Static Taxi was a post-punk band formed in the late 1980s, later joined by Bob Stinson, former lead guitarist of The Replacements. They were so-called because two members of the band worked part-time as taxi drivers.

Two years after leaving the Replacements, Stinson joined Static Taxi in the summer of 1988 with two younger friends, drummer John Reipas and bassist/vocalist Ray Reigstad. Stinson had been jamming informally with Riegstad and Reipas for a couple of years previously, playing cover versions of 1970s pop songs, even while he was still a member of the Replacements. They became a quartet when they recruited bass player Chris Corbett.

The band rehearsed tirelessly over the next few years, and developed an extensive catalog of original songs and cover versions. Their headquarters was the office of an abandoned grain elevator near the University of Minnesota campus in southeast Minneapolis. Later, they moved to one of several boxcars which the owner of the grain elevator kept on a railroad siding behind his property and rented out to various artists and musicians. The grain elevator was home to a number of homeless veterans, including one named "Hillbilly" who sang the lead on the band's recording of their song "Hillbilly's Lament."

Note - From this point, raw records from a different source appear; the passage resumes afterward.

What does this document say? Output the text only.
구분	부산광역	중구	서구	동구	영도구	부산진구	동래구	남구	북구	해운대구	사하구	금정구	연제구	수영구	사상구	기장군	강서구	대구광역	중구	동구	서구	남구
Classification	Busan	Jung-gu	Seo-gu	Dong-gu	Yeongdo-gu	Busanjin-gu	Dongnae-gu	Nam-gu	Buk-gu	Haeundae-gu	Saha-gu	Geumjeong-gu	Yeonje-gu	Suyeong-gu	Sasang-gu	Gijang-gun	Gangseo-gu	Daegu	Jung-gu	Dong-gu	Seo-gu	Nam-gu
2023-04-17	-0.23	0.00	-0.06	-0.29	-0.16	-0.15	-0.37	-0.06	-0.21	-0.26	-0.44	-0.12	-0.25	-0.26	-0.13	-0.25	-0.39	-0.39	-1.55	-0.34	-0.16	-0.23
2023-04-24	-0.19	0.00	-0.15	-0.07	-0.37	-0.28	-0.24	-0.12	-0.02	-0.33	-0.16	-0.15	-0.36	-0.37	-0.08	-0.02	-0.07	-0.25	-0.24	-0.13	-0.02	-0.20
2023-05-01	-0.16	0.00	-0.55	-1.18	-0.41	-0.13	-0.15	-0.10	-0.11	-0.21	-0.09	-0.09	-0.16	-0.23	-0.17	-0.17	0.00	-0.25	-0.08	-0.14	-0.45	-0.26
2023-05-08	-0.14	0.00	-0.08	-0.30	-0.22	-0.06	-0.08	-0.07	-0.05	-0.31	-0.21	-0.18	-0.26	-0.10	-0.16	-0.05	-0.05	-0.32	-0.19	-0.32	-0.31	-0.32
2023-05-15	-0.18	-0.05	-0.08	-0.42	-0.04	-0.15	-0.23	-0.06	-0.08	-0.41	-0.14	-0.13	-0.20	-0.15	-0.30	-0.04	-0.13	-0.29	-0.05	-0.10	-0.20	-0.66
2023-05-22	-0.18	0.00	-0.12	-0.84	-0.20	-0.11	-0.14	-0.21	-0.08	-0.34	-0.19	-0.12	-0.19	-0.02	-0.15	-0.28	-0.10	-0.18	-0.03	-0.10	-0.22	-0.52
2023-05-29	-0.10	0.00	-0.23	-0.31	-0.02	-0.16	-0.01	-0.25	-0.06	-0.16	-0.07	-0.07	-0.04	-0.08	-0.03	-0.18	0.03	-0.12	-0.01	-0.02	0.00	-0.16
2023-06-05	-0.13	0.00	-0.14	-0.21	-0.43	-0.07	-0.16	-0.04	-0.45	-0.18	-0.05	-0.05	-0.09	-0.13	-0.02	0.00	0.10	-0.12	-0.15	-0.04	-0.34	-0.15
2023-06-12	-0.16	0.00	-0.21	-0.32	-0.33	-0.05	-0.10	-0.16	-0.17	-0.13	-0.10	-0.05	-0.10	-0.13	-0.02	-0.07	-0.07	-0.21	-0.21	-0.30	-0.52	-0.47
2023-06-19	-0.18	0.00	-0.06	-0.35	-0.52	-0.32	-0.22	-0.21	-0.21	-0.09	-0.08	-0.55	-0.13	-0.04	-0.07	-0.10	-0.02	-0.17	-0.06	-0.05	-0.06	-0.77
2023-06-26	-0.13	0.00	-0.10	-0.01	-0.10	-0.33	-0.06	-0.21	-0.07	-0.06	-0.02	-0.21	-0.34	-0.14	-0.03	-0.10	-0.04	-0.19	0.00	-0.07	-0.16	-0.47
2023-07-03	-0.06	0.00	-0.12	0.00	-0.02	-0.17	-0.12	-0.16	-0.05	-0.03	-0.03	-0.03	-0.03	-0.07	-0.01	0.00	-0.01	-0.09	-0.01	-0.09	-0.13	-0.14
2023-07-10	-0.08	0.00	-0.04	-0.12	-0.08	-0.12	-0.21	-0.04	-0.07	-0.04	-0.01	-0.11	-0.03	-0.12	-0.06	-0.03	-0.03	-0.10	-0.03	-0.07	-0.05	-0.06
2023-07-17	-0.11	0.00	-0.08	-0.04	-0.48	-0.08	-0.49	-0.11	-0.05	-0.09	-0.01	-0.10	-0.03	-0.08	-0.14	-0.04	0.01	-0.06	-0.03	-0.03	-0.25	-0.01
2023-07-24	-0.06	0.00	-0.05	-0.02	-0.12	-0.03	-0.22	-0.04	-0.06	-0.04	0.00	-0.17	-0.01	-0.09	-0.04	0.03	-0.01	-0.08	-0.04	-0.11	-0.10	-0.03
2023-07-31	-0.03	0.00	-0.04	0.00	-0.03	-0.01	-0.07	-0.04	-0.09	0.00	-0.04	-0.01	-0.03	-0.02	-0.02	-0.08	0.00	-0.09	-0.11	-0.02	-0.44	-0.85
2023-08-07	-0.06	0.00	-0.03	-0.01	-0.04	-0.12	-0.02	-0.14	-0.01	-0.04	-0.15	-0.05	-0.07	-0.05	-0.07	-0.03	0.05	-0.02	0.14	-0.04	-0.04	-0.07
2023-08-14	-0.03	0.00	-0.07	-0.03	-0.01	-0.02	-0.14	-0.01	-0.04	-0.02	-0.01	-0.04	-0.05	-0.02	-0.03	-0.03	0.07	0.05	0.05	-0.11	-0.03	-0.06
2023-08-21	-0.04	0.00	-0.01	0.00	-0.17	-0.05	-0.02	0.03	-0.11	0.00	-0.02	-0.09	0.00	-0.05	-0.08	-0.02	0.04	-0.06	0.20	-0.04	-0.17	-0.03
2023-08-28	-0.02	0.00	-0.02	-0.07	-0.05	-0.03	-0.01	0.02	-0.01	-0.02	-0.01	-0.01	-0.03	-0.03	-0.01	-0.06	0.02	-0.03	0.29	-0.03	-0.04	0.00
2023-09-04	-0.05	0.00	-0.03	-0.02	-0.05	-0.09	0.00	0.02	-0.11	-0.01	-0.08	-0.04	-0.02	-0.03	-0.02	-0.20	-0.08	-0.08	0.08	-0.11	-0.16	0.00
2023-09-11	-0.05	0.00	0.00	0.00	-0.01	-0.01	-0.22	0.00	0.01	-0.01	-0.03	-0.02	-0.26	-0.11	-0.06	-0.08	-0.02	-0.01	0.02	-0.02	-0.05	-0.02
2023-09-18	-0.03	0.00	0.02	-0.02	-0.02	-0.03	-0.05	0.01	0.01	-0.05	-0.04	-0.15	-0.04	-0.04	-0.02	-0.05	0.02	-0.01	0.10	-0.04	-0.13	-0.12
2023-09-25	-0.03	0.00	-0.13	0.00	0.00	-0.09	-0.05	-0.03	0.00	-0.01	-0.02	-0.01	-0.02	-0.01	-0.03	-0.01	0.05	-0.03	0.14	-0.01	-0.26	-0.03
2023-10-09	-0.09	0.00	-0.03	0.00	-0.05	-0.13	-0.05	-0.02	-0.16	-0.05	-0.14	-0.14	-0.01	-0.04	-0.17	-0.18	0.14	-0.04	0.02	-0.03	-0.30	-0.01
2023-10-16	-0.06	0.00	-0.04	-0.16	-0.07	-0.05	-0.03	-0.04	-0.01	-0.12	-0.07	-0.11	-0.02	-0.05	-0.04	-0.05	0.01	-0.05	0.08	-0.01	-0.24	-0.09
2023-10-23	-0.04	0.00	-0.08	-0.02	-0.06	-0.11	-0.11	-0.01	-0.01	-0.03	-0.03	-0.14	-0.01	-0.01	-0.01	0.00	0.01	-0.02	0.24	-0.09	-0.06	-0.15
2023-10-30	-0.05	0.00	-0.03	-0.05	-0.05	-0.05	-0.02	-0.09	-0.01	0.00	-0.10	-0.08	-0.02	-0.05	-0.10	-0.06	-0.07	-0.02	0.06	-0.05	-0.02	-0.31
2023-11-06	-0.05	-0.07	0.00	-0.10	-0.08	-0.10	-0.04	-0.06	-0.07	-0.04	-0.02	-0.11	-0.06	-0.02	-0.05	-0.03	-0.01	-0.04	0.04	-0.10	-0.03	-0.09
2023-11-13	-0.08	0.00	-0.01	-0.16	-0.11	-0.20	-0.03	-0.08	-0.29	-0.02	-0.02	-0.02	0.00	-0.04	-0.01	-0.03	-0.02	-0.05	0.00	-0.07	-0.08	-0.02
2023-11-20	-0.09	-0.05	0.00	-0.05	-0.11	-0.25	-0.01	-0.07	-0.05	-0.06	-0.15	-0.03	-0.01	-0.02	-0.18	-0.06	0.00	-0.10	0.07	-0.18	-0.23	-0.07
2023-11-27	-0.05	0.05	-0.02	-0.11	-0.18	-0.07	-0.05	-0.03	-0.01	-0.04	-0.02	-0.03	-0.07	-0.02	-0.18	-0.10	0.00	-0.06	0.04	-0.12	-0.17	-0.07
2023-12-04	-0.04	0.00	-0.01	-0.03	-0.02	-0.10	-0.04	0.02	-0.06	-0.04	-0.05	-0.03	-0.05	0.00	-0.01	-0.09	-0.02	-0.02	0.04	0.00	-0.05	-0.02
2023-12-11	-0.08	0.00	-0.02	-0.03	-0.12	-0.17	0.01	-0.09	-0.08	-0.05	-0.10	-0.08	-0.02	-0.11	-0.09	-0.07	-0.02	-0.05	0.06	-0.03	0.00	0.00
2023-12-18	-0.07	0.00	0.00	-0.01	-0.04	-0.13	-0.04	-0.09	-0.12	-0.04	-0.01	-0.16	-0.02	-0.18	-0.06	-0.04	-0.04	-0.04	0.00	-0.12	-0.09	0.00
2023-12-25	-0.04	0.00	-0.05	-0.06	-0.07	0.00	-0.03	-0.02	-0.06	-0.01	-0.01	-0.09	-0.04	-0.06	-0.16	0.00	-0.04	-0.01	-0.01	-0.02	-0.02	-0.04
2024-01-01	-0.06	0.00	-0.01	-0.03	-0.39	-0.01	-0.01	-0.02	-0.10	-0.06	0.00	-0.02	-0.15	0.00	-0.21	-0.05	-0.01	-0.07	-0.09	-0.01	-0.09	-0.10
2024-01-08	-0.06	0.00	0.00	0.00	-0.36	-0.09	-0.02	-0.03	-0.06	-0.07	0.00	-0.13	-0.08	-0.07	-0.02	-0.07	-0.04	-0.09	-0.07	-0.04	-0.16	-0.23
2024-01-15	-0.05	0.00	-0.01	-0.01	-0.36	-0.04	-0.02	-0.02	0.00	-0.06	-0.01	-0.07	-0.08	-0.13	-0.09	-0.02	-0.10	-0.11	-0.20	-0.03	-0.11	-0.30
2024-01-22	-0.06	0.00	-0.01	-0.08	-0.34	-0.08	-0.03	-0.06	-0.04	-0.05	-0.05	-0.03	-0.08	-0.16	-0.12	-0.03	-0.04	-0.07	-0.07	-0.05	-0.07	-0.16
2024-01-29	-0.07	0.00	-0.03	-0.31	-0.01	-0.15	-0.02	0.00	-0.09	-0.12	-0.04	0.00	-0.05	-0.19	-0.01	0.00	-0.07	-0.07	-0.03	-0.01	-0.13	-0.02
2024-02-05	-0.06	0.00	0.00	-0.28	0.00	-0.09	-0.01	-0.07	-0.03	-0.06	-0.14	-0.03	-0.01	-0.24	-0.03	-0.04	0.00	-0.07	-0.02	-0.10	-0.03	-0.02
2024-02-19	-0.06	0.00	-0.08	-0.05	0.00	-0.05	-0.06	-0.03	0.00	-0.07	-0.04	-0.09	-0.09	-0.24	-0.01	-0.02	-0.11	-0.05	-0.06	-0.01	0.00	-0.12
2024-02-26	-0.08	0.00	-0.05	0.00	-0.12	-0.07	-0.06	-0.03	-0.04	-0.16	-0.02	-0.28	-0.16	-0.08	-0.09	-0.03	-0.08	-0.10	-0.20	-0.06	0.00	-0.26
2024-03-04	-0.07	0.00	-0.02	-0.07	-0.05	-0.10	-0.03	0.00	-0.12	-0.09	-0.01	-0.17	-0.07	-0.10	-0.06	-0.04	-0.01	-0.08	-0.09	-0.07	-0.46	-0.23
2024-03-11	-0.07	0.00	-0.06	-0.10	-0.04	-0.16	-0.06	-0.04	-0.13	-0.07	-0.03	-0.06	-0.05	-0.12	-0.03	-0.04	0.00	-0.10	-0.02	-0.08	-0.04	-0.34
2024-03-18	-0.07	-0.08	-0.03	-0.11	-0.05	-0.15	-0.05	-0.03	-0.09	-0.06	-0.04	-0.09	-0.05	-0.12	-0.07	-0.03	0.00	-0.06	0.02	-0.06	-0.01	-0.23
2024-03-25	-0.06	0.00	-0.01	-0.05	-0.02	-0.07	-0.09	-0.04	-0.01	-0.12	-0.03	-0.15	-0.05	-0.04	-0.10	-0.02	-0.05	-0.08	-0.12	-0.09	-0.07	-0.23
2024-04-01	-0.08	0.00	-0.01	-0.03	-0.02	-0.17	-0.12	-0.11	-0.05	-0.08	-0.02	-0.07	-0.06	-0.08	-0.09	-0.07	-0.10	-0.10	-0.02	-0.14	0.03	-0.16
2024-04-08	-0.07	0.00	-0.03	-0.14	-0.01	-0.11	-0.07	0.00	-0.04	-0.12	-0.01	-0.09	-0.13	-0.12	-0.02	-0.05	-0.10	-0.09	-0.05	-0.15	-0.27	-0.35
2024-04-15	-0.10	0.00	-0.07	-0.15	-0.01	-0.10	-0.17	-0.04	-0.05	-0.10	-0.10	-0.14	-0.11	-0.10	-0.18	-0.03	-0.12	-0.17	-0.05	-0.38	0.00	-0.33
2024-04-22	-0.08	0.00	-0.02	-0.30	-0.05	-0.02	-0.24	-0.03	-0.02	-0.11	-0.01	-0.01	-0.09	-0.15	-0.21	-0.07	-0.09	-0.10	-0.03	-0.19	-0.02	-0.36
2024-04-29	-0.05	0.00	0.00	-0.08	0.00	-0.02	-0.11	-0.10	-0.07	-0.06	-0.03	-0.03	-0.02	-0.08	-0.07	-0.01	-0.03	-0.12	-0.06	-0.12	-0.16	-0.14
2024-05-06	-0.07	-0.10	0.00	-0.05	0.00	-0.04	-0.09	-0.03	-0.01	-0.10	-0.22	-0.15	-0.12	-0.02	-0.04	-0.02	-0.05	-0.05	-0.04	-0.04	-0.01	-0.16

Static Taxi recorded a large amount of material, some of it on professional studio equipment, and at some point, Stinson brought some demo tapes to the Replacements' old label Twin/Tone. The label refused to sign the band, reportedly because they thought Reigstad's singing was off-key. Aside from a brief trip to Las Vegas in 1989, the band's live shows were limited to the local Twin Cities area. Videos of just two of their live shows have surfaced on video-sharing sites such as YouTube: a 1989 show in Las Vegas where they are performing before a small but enthusiastic crowd at a little club, and a 1990 performance where they entertained the employees of a local Twin Cities restaurant at its annual staff party.

The band broke up in 1991, around the same time the Replacements broke up.

Stinson died in 1995. Vocalist Ray Reigstad went on to form the band Stepchild.

Two albums have been posthumously compiled from the band's recordings. In 2000, "Stinson Blvd" was released on Rock X-Change Records. In 2003 Birdman Records released "Closer2Normal."